The hunter trick works better than Emily’s story about naked monks on top of a frozen mountain. Emily says the monks imagine a fire burning in their bellies to keep warm. I don’t buy into most of that Zen bullshit, but it’s so cold that I try it. There is a fire in my stomach, my insides are boiling, my organs are in flames.
Inside isn’t much warmer. The house is an old one with poorly insulated windows. I flip channels on the couch, still shivering. I picture myself dancing atop an ice-capped mountain amidst a circle of almost-naked men with fat bellies pouring over thin loincloths.
They dance with me, teaching me how to keep warm.
A kettle is screaming on a stove crusted with bacon grease and pancake mix. For the love of God, get me off this blasted burner! She is in agony, but so am I.
Five or six boxes of green tea sit in eager cardboard boxes on the chilly pantry shelf. Bigelow, Lipton, Bentley’s, Trader Joe’s, Celestial Seasonings.
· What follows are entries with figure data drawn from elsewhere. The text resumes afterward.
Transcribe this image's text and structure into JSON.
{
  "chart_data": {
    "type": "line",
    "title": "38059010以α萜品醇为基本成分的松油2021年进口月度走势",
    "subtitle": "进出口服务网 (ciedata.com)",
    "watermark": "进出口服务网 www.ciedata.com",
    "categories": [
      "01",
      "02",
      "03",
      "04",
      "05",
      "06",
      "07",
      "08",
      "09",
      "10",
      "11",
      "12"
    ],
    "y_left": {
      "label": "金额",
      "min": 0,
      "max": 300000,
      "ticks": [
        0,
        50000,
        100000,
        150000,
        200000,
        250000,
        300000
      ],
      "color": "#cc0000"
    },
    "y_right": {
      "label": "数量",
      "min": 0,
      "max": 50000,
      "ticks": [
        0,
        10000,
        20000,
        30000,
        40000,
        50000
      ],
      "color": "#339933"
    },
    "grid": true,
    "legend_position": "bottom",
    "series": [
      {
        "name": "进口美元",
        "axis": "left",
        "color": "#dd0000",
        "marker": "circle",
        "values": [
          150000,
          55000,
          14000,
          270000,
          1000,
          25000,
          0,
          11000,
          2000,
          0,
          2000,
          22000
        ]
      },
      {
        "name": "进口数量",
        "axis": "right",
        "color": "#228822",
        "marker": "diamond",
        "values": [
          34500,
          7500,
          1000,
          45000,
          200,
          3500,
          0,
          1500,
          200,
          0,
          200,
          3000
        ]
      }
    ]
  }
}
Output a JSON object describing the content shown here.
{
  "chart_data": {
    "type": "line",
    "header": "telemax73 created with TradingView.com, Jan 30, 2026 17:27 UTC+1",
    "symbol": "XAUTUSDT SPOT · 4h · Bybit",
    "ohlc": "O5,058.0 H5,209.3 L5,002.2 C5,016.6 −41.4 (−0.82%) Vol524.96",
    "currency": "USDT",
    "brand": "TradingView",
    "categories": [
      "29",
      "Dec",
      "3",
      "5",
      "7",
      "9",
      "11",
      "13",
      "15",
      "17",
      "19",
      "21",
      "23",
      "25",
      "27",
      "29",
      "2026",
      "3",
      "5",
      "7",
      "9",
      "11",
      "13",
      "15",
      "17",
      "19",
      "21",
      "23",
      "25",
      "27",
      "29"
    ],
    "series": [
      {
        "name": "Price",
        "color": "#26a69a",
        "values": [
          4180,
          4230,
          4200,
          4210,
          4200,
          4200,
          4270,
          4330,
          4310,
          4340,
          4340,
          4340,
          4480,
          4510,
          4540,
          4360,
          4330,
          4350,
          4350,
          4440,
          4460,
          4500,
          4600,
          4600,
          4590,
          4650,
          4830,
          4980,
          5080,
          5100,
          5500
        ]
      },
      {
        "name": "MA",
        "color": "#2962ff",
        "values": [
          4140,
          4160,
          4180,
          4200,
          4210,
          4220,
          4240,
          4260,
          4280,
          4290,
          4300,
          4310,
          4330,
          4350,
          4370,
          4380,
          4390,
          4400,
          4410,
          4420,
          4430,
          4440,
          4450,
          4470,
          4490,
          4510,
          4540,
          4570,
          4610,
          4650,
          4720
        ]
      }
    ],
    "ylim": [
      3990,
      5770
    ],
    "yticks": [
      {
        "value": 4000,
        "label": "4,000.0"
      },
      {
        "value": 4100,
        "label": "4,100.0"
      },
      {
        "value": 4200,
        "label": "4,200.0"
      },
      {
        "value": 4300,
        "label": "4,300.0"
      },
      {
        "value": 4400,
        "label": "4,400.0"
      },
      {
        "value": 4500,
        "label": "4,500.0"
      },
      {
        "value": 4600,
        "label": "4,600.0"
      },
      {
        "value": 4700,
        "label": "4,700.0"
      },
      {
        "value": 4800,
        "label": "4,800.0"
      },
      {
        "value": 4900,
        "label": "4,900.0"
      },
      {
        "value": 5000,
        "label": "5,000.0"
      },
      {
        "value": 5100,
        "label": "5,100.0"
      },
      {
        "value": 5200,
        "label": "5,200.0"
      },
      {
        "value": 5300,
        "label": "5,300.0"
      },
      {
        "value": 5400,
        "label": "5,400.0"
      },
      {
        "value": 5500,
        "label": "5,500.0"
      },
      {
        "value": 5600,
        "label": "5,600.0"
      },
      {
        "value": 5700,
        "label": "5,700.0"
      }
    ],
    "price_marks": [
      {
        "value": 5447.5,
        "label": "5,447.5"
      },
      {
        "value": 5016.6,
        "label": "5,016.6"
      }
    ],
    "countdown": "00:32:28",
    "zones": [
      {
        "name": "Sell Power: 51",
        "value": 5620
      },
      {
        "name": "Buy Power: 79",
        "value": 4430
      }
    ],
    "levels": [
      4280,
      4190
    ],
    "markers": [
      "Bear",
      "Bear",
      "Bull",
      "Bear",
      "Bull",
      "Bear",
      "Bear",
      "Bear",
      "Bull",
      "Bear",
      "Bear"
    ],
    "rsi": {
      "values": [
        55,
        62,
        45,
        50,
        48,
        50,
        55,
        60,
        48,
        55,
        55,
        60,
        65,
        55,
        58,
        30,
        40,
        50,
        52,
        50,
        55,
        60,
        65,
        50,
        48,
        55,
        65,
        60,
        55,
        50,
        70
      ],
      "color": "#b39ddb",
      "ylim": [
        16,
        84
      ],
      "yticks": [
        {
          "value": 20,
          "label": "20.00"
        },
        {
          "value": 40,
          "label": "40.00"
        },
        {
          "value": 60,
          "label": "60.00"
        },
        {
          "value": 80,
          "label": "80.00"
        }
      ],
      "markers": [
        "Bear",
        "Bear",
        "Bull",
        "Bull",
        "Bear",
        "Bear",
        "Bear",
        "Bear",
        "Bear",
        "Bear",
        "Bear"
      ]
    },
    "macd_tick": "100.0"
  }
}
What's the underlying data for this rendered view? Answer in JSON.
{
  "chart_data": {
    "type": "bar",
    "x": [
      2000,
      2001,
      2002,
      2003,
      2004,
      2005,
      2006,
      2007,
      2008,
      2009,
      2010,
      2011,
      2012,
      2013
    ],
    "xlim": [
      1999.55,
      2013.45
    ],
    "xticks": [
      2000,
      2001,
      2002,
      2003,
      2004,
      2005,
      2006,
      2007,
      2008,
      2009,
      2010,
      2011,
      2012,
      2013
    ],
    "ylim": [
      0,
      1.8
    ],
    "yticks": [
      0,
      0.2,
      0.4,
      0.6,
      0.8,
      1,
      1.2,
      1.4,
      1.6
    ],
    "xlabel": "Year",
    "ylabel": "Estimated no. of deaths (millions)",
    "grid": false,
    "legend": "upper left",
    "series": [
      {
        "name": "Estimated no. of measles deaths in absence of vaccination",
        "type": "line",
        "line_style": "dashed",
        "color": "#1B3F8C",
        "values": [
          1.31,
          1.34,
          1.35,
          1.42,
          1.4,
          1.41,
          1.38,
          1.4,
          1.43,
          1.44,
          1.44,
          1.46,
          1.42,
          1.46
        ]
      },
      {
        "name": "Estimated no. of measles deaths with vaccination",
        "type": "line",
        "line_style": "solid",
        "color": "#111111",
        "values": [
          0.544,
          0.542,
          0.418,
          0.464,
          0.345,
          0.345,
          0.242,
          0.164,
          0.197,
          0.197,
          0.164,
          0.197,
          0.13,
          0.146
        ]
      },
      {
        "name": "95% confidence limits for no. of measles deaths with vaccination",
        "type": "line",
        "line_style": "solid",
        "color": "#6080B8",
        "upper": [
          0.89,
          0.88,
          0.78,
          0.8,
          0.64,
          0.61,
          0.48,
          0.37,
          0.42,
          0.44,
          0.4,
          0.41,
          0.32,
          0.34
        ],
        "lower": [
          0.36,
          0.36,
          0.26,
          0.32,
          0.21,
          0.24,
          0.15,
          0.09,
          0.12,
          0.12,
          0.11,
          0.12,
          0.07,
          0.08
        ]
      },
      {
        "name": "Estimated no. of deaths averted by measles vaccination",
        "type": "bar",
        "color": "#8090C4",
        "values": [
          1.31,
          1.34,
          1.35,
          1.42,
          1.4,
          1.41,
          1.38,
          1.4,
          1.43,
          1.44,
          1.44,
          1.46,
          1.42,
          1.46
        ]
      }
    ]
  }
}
Some with cheesy quotes about Chinese monks sitting on the banks of the
The cheesy teabag wrapper asks me: Will you not join him?
I’d like to, but I’m stuck out here freezing my butt off with these monks on the icy mountaintop.
Robert Frost said the world could end in fire or ice. He preferred death by fire. I think I’m with him.
These days, I’m almost always nauseous from too many cigarettes in the cold and too many cups of green tea. My hands hover over the mug, collecting sticky vapor molecules. I take one cautious sip, then the liquid moves past two lips (burning a tongue along the way), down the esophagus, into a belly filled with boiling tea.
The fat monks are running in place now. Lifting brown legs up to their stomachs. Grunting, arms up, puffs of breath mixing with the steam that rises from my Christmas Bear coffee mug. And I am with them, spinning dizzily to loud rock music. The monks’ voices join in with Mick Jagger. They circle around me, cheering as I perform the strut.
They mimick. I whistle.
They clap. I scream.
And we all collapse on the mountainside, sweating and gasping for breath.
Heat rises from snow, it echoes among cliffs, it binds to my pulsing skin.
What are you doing, my roommate wants to know.
I tell her that my body is on fire. It’s finally warm.